Je suis une fervente admiratrice du travail de Sophie Adriansen depuis de nombreuses années. Ses engagements me tiennent à cœur. Dans son dernier album, elle révèle un scandale oublié. Effectivement, dans les années 70, alors que la France luttait pour le droit à l’avortement, à La Réunion, une décision fut prise face à la surpopulation de l’île. Une politique de régulation des naissances fut mise en œuvre, entraînant de nombreuses femmes dans des avortements forcés et des stérilisations… Lucie est une des victimes. Encouragée par son entourage, définitivement brisée par ce qu’il s’est passé, elle porte plainte. Il s’avère que le réseau en place est puissant. Les médecins blancs de l’île s’arrogent le droit de disposer du corps de ces femmes, de décider d’interrompre une grossesse sans leur consentement et pire que tout, leurs actes sont remboursés par la sécurité sociale. En métropole, Marie-Hélène, en terminale, assiste elle aux premier mouvements de libération des femmes. Certaines vont même avouer leur avortement publiquement sur un journal. Le manifeste des 343 paraît le 5 avril 1971 dans Le Nouvel Observateur.
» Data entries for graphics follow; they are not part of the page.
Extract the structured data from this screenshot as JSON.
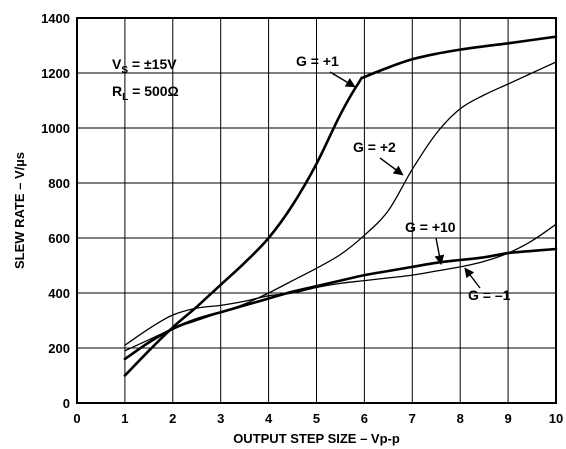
{
  "chart_data": {
    "type": "line",
    "xlabel": "OUTPUT STEP SIZE – Vp-p",
    "ylabel": "SLEW RATE – V/µs",
    "xlim": [
      0,
      10
    ],
    "ylim": [
      0,
      1400
    ],
    "x_ticks": [
      "0",
      "1",
      "2",
      "3",
      "4",
      "5",
      "6",
      "7",
      "8",
      "9",
      "10"
    ],
    "y_ticks": [
      "0",
      "200",
      "400",
      "600",
      "800",
      "1000",
      "1200",
      "1400"
    ],
    "grid": true,
    "conditions": {
      "vs": {
        "main": "V",
        "sub": "S",
        "value": " = ±15V"
      },
      "rl": {
        "main": "R",
        "sub": "L",
        "value": " = 500Ω"
      }
    },
    "series": [
      {
        "name": "G = +1",
        "bold": true,
        "x": [
          1.0,
          1.5,
          2.0,
          2.5,
          3.0,
          3.5,
          4.0,
          4.5,
          5.0,
          5.5,
          5.9,
          6.0,
          6.5,
          7.0,
          7.5,
          8.0,
          8.5,
          9.0,
          9.5,
          10.0
        ],
        "y": [
          100,
          190,
          275,
          350,
          430,
          510,
          600,
          720,
          870,
          1050,
          1170,
          1185,
          1220,
          1250,
          1270,
          1285,
          1297,
          1308,
          1320,
          1332
        ]
      },
      {
        "name": "G = +2",
        "bold": false,
        "x": [
          1.0,
          1.5,
          2.0,
          2.5,
          3.0,
          3.5,
          4.0,
          4.5,
          5.0,
          5.5,
          6.0,
          6.5,
          7.0,
          7.5,
          8.0,
          8.5,
          9.0,
          9.5,
          10.0
        ],
        "y": [
          190,
          230,
          270,
          300,
          330,
          360,
          400,
          445,
          490,
          540,
          610,
          700,
          850,
          980,
          1070,
          1120,
          1160,
          1200,
          1240
        ]
      },
      {
        "name": "G = +10",
        "bold": true,
        "x": [
          1.0,
          1.5,
          2.0,
          2.5,
          3.0,
          3.5,
          4.0,
          4.5,
          5.0,
          5.5,
          6.0,
          6.5,
          7.0,
          7.5,
          8.0,
          8.5,
          9.0,
          9.5,
          10.0
        ],
        "y": [
          160,
          220,
          270,
          305,
          330,
          355,
          380,
          405,
          425,
          445,
          465,
          480,
          495,
          510,
          520,
          530,
          545,
          553,
          560
        ]
      },
      {
        "name": "G = –1",
        "bold": false,
        "x": [
          1.0,
          1.5,
          2.0,
          2.5,
          3.0,
          3.5,
          4.0,
          4.5,
          5.0,
          5.5,
          6.0,
          6.5,
          7.0,
          7.5,
          8.0,
          8.5,
          9.0,
          9.5,
          10.0
        ],
        "y": [
          210,
          270,
          320,
          345,
          355,
          370,
          390,
          400,
          420,
          435,
          445,
          455,
          465,
          480,
          495,
          515,
          545,
          590,
          650
        ]
      }
    ],
    "annotations": [
      {
        "text": "G = +1",
        "series": "G = +1",
        "point": [
          5.8,
          1150
        ]
      },
      {
        "text": "G = +2",
        "series": "G = +2",
        "point": [
          6.8,
          830
        ]
      },
      {
        "text": "G = +10",
        "series": "G = +10",
        "point": [
          7.6,
          505
        ]
      },
      {
        "text": "G = –1",
        "series": "G = –1",
        "point": [
          8.1,
          490
        ]
      }
    ]
  }
}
Les femmes qui le signent s’exposent à des poursuites pénales pouvant aller jusqu’à l’emprisonnement. Les destins parallèles de ces deux femmes permettent de mieux comprendre l’époque, les enjeux en puissance, et rendent le scandale des avortements forcés de La Réunion encore plus troublant, puisque les avortements étaient interdits dans l’Hexagone à l’époque… Il est difficile de rester indifférente face à cette histoire si scandaleuse, dont j’ignorais tout. Le trait d’Anjale, très doux, permet l’empathie avec Lucie. Un changement de couleur indique quant à lui le changement de lieu, si l’histoire se déroule en métropole ou à La Réunion. Bien entendu, on ne peut ressentir que de la colère face à ce colonialisme qui perdure. Les années 70, c’était hier. Et il se rajoute à cet autre scandale qu’il ne faut pas oublier : de 1962 à 1984, au moins 2 150 enfants réunionnais relevant de l’Aide sociale à l’enfance ont été transférés dans les départements métropolitains sujets à l’exode rural comme notamment la Creuse. La Réunion n’est pas qu’une destination de vacances, c’est aussi un département qui a vécu des traumatismes. Merci à Sophie Adriansen de le rappeler.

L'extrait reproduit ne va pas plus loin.